Eight tips if you're worried about money at university

Here are our top tips to help ease your worries about money at university or college.

You’ve just started uni and you get an email from your Student Union about Freshers’ Week — what to expect, where to go on your first day, plus there’s an organised pub night with your halls.

You’re excited, but the excitement quickly fades when you remember you’ve got to make your student loan last until the end of term. It’s completely normal to be worried about finances when starting uni or college. But knowing how to manage your money during term time can help ease your worries.

Here, we’ll share some tips if you’re worried about money, from looking for part-time jobs to additional funding support to where to find student discounts. 

1. Create a budget 

Creating a budget based on what money going in vs money you have going out can help you feel more confident starting uni or college. Having a budget doesn’t mean your money worries will all be sorted, but it means you have a plan so that you always know where your money is going rather than wondering where it went.

2. Look into financial assistance

Most institutions offer financial assistance to students facing financial difficulties. This support may come in the form of bursaries, scholarships, or hardship funds. 
Scholarships do not require repayment, making them an invaluable resource for students seeking to alleviate the cost of their education. Bursaries, on the other hand, are typically need-based awards that aim to support students facing financial hardship. They may cover tuition fees, living expenses, or specific educational costs. To find financial assistance, you can:

  • Check your university's website 
  • Get in touch with the student services or financial aid office 
  • Check out The Scholarship Hub to find scholarships or bursaries. 

3. Take advantage of student discounts

There are tons of student discounts available in the UK. From travel and food to entertainment and shopping, student discounts can help you save money on everyday purchases. You can check out our student discounts, Lots of other places offer discounts simply by showing your Student ID, so always ask.  

4. Part-time work opportunities

Getting a part-time job is a great way to supplement your income while at uni or college. Your uni will generally have job portals or career services that list part-time opportunities on and off-campus which you can have a look at.

You can also freelance while studying. Whether you’ve got writing, coding, digital skills, or anything else that’s in demand, you can monetise your talent. You might want to look at sites like Fiverr or Upwork.

While working part-time can provide financial relief, it's also important to maintain a balance between work and study to avoid burnout. Most students find between 10-20 hours of work a week is doable while studying. Also, be sure to speak with your employer about your situation. They are generally flexible around student schedules, especially during exam season.

If you’re an international student on a visa, check your requirements before committing to a job as you may have limitations on the amount of hours you can work.

5. Find ways to save on transport

If you’re commuting to campus, look for student travel cards or discounted passes. There’s a Student Oyster Card in London, which can help you save 30%. And there’s the 16-25 Railcard. Plus, walking and biking are free ways to get around your city.

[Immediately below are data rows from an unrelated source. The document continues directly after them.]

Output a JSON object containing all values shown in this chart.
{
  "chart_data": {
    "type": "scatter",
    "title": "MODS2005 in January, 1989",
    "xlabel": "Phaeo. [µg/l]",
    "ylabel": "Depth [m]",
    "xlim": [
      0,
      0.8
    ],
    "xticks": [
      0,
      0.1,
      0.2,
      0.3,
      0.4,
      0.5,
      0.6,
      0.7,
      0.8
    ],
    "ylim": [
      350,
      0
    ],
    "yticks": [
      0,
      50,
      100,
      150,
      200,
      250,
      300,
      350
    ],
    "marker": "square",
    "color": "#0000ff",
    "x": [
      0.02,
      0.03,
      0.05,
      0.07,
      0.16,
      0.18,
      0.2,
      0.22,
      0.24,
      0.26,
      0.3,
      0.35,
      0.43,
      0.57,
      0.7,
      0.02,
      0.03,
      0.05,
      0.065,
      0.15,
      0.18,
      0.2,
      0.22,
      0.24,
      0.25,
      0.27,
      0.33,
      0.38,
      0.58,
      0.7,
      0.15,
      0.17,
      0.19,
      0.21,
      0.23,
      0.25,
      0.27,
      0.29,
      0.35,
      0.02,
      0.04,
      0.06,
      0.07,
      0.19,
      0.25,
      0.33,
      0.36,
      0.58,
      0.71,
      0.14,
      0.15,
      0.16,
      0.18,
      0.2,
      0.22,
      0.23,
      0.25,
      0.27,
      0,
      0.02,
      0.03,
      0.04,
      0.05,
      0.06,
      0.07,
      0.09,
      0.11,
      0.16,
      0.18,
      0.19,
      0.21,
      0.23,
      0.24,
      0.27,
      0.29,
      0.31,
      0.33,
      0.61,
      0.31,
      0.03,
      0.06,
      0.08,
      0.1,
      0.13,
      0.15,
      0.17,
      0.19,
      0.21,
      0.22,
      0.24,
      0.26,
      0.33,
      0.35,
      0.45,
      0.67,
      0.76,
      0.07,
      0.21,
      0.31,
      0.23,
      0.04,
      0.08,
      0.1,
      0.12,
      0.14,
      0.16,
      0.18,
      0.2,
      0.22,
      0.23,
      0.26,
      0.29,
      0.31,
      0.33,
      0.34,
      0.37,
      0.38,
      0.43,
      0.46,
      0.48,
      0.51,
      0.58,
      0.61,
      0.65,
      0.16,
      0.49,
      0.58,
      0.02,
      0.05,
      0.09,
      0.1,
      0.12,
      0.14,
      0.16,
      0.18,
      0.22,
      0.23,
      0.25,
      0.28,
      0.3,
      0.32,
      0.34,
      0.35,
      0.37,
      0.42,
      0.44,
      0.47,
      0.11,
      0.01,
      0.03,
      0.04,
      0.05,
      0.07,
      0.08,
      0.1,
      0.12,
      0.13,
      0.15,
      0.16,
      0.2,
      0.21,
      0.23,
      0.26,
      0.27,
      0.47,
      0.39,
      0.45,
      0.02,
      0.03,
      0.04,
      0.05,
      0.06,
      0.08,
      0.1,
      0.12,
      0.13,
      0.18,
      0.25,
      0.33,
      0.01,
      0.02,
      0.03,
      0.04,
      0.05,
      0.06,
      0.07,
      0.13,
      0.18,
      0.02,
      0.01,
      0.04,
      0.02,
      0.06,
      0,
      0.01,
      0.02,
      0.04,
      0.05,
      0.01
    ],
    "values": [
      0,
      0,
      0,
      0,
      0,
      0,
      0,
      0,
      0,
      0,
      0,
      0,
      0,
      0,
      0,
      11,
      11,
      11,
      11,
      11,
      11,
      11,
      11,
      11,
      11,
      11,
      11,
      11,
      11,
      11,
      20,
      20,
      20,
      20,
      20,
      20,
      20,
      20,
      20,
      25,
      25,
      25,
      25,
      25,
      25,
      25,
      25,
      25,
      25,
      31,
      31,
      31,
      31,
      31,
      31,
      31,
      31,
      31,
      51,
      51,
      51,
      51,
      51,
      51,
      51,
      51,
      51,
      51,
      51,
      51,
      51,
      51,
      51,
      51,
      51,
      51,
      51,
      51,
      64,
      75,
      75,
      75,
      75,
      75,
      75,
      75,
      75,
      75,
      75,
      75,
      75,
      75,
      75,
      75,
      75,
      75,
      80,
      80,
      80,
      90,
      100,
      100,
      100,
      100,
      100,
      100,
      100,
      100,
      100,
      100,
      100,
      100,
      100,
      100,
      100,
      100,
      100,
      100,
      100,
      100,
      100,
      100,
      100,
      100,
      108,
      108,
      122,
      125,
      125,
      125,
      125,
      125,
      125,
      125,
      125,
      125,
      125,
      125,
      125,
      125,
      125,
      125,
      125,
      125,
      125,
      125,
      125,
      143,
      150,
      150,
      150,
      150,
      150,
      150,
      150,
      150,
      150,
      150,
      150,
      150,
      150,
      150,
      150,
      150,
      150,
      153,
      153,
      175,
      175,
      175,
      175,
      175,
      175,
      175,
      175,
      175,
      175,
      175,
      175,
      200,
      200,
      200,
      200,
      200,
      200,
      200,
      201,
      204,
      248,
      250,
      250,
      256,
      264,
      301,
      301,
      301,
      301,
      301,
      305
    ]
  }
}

Some local towns and cities have their own student discounts, so make sure to look it up.

6. Save on accommodation

According to Blackbullion, 70% of students are worried about not being able to afford rented accommodation. If you’re debating student halls vs private renting, it’s important to weigh up the pros and cons. Some student halls are all-inclusive, which helps you save in other areas such as meals and heating. However, living off-campus in shared housing is also a good option.

Sharing rent and utility bills can significantly reduce overall costs, and it also helps you meet other students. Living a bit further away from campus might be more affordable but be sure to check how much travel will cost as it can add up.

You can use UCAS' accommodation platform to look at your options.

7. Take advantage of uni resources

Most campuses have free or discounted resources available to students. For example, gyms, recreational facilities, and student social events. Freshers’ week is a great chance to see what your uni or college has to offer. Sign up for your Student Union emails to keep in the know about what’s happening on campus. 

8. Avoid unnecessary spending

While it might be tempting to buy that round at the pub or get a new pair of Nike shoes, these non-essential items can really hurt your budget. The point of mapping out your expenses at the start of term is to help you assess how much you have to spend on ‘fun items’. Before making a purchase, ask yourself if:

  • you have the budget for it
  • it's something you truly need
  • there are more cost-effective alternatives available. 

Financial worries can be daunting, but with careful planning and taking advantage of on-campus resources, you can take some of that weight off your shoulders.